One of the things I hear a lot is, “Well, why don’t we build these [homes] out in the country?” And I hear residents say, “I don’t want to watch the grass grow. It’s bloody boring…” Also, some of these for-profits have bought places in the city, valuable real estate, and are interested in building their new home out in the country… Workers can’t get there; family members can’t get there. We were in one home in Canada where there was a lovely stream in the back and the staff put out food so the deer came out and ate. Every once in a while people would go watch, but how long could you watch a deer? Instead, they would sit on the side that was the parking lot, and watch the people and shopping center across the road because it was that activity.
MCKAY: One thing that you and André [Picard]… agree on is ending [what he calls] “elder apartheid.” Why do we assume that it’s a good thing to warehouse people – to categorize them in a particular way and warehouse them? Even people with dementia can profit from being part of a wider social network, of being not shoved aside. You have instances from your Nordic countries of people with dementia being given knives to work with in kitchens and being allowed to help. In other words, the whole idea should be to break down some of these artificial categories and start treating people like human beings.
ARMSTRONG: And also mixing up the populations… Putting grade seven and eight classes in into a long-term care residence, so that you have younger people moving in and out on a regular basis. We were in one place in Sweden where they had floors that were student residences.
We don’t need to segregate our elderly population or our younger population who need a full-time support into either the country or into places that are only for people of a certain age… I think [we need] more desegregation in general, in terms of how we provide care, and we have to be innovative.
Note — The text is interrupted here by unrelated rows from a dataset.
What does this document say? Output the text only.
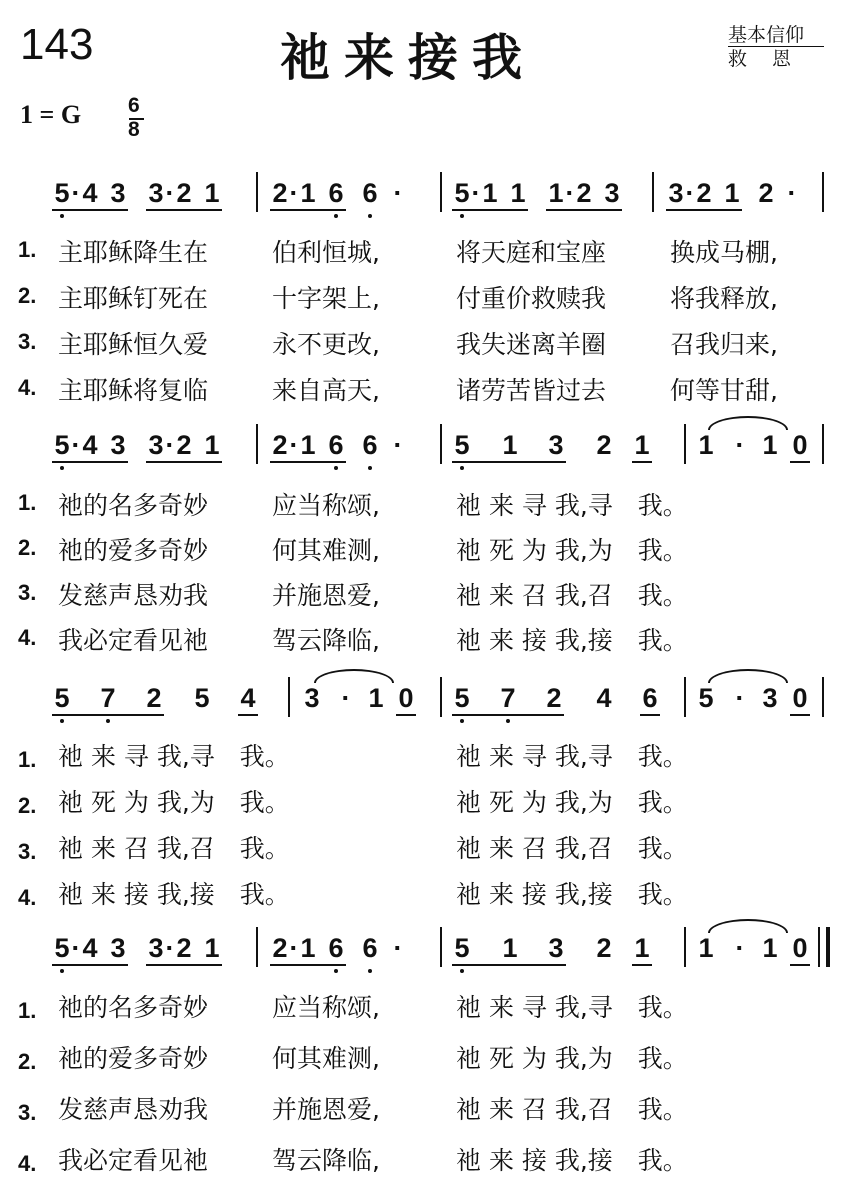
143	祂来接我	基本信仰
救　 恩
1 = G 6
8
5 · 4 3 3 · 2 1 2 · 1 6 6 · 5 · 1 1 1 · 2 3 3 · 2 1 2 ·
5 · 4 3 3 · 2 1 2 · 1 6 6 · 5 1 3 2 1 1 · 1 0
5 7 2 5 4 3 · 1 0 5 7 2 4 6 5 · 3 0
5 · 4 3 3 · 2 1 2 · 1 6 6 · 5 1 3 2 1 1 · 1 0
1. 主耶稣降生在	伯利恒城,	将天庭和宝座	换成马棚,
2. 主耶稣钉死在	十字架上,	付重价救赎我	将我释放,
3. 主耶稣恒久爱	永不更改,	我失迷离羊圈	召我归来,
4. 主耶稣将复临	来自高天,	诸劳苦皆过去	何等甘甜,
1. 祂的名多奇妙	应当称颂,	祂 来 寻 我,寻　我。
2. 祂的爱多奇妙	何其难测,	祂 死 为 我,为　我。
3. 发慈声恳劝我	并施恩爱,	祂 来 召 我,召　我。
4. 我必定看见祂	驾云降临,	祂 来 接 我,接　我。
1. 祂 来 寻 我,寻　我。	祂 来 寻 我,寻　我。
2. 祂 死 为 我,为　我。	祂 死 为 我,为　我。
3. 祂 来 召 我,召　我。	祂 来 召 我,召　我。
4. 祂 来 接 我,接　我。	祂 来 接 我,接　我。
1. 祂的名多奇妙	应当称颂,	祂 来 寻 我,寻　我。
2. 祂的爱多奇妙	何其难测,	祂 死 为 我,为　我。
3. 发慈声恳劝我	并施恩爱,	祂 来 召 我,召　我。
4. 我必定看见祂	驾云降临,	祂 来 接 我,接　我。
In Norway, [in one home] they had a music program… In this place, all of the staff were trained to use music in various ways. They had a choir that performed publicly of people with dementia who were basically non-verbal. They could sing together in a choir and do that in a way that that was certainly pleasing to the public to hear… When people came into the nursing home, [the staff] found out what their favourite music was… They also put the words of their favourite songs… above their beds, especially for people who were spending a lot of time in their bed or had a lot of the care provided in their bed. We know that there’s a lot of violence in long-term care against care workers. They dramatically reduced the violence.
If you don’t have the time, if they’re really rushing you, or if they don’t have the time to help you to the toilet – it’s no wonder people lash out. Well, what [the staff in Norway] found was, when they were providing care in bed, they would… start singing with their favourite lyrics… It was something that both changed the atmosphere in the place but also… built on the capacities that people had and gave them the satisfaction of exercising their capacities in a different way. They also, in Sweden, paid… residents when they did things like empty the dishwasher, and cleaned up the kitchen, and stuff – so that it was recognized as labour.
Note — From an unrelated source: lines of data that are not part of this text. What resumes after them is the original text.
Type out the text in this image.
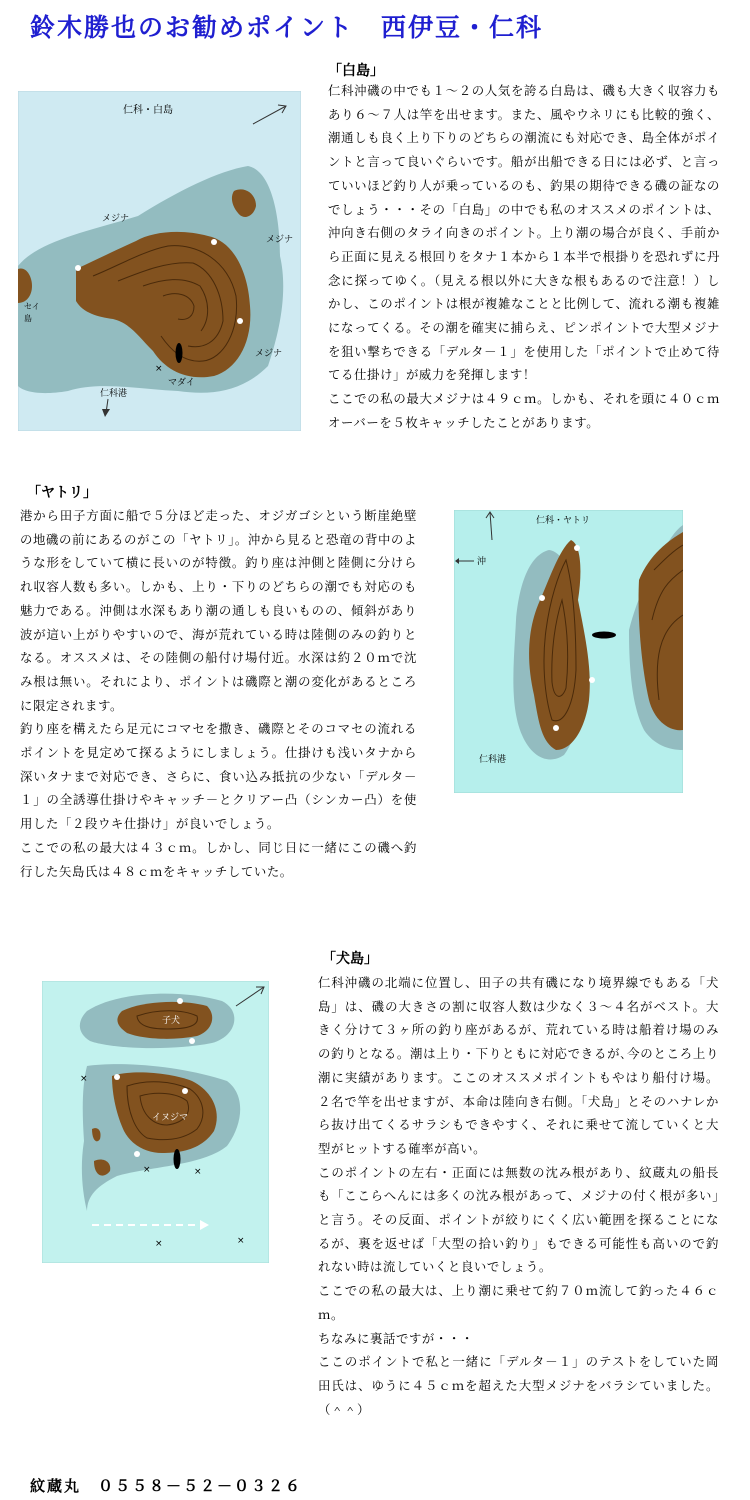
鈴木勝也のお勧めポイント　西伊豆・仁科
「白島」
×
仁科・白島
メジナ
メジナ
メジナ
マダイ
仁科港
セイ
島

仁科沖磯の中でも１～２の人気を誇る白島は、磯も大きく収容力もあり６～７人は竿を出せます。また、風やウネリにも比較的強く、潮通しも良く上り下りのどちらの潮流にも対応でき、島全体がポイントと言って良いぐらいです。船が出船できる日には必ず、と言っていいほど釣り人が乗っているのも、釣果の期待できる磯の証なのでしょう・・・その「白島」の中でも私のオススメのポイントは、沖向き右側のタライ向きのポイント。上り潮の場合が良く、手前から正面に見える根回りをタナ１本から１本半で根掛りを恐れずに丹念に探ってゆく。（見える根以外に大きな根もあるので注意！）しかし、このポイントは根が複雑なことと比例して、流れる潮も複雑になってくる。その潮を確実に捕らえ、ピンポイントで大型メジナを狙い撃ちできる「デルタ－１」を使用した「ポイントで止めて待てる仕掛け」が威力を発揮します！

ここでの私の最大メジナは４９ｃｍ。しかも、それを頭に４０ｃｍオーバーを５枚キャッチしたことがあります。

「ヤトリ」

港から田子方面に船で５分ほど走った、オジガゴシという断崖絶壁の地磯の前にあるのがこの「ヤトリ」。沖から見ると恐竜の背中のような形をしていて横に長いのが特徴。釣り座は沖側と陸側に分けられ収容人数も多い。しかも、上り・下りのどちらの潮でも対応のも魅力である。沖側は水深もあり潮の通しも良いものの、傾斜があり波が這い上がりやすいので、海が荒れている時は陸側のみの釣りとなる。オススメは、その陸側の船付け場付近。水深は約２０ｍで沈み根は無い。それにより、ポイントは磯際と潮の変化があるところに限定されます。

釣り座を構えたら足元にコマセを撒き、磯際とそのコマセの流れるポイントを見定めて探るようにしましょう。仕掛けも浅いタナから深いタナまで対応でき、さらに、食い込み抵抗の少ない「デルタ－１」の全誘導仕掛けやキャッチ－とクリアー凸（シンカー凸）を使用した「２段ウキ仕掛け」が良いでしょう。

ここでの私の最大は４３ｃｍ。しかし、同じ日に一緒にこの磯へ釣行した矢島氏は４８ｃｍをキャッチしていた。

仁科・ヤトリ
沖
仁科港
「犬島」
×
×	×
×	×
子犬
イヌジマ

仁科沖磯の北端に位置し、田子の共有磯になり境界線でもある「犬島」は、磯の大きさの割に収容人数は少なく３～４名がベスト。大きく分けて３ヶ所の釣り座があるが、荒れている時は船着け場のみの釣りとなる。潮は上り・下りともに対応できるが､今のところ上り潮に実績があります。ここのオススメポイントもやはり船付け場。２名で竿を出せますが、本命は陸向き右側。「犬島」とそのハナレから抜け出てくるサラシもできやすく、それに乗せて流していくと大型がヒットする確率が高い。

このポイントの左右・正面には無数の沈み根があり、紋蔵丸の船長も「ここらへんには多くの沈み根があって、メジナの付く根が多い」と言う。その反面、ポイントが絞りにくく広い範囲を探ることになるが、裏を返せば「大型の拾い釣り」もできる可能性も高いので釣れない時は流していくと良いでしょう。

ここでの私の最大は、上り潮に乗せて約７０ｍ流して釣った４６ｃｍ。

ちなみに裏話ですが・・・

ここのポイントで私と一緒に「デルタ－１」のテストをしていた岡田氏は、ゆうに４５ｃｍを超えた大型メジナをバラシていました。（＾＾）

紋蔵丸　０５５８－５２－０３２６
MCKAY: I wanted to especially thank you for ending on this hopeful note… It’s so good to reflect on positive, possible alternatives that we could fight for in the new world that’s emerging around us. Thank you so much, Pat, especially for this path-breaking work. It deserves a wide readership. I hope it gets one.
Pat Armstrong talked with Syndemic on 18 June 2021.
 Pat Armstrong and Suzanne Day, Wash, Wear and Care: Clothing and Laundry in Long-Term Residential Care ( Montreal and Kingston: McGill-Queen’s University Press, 2017).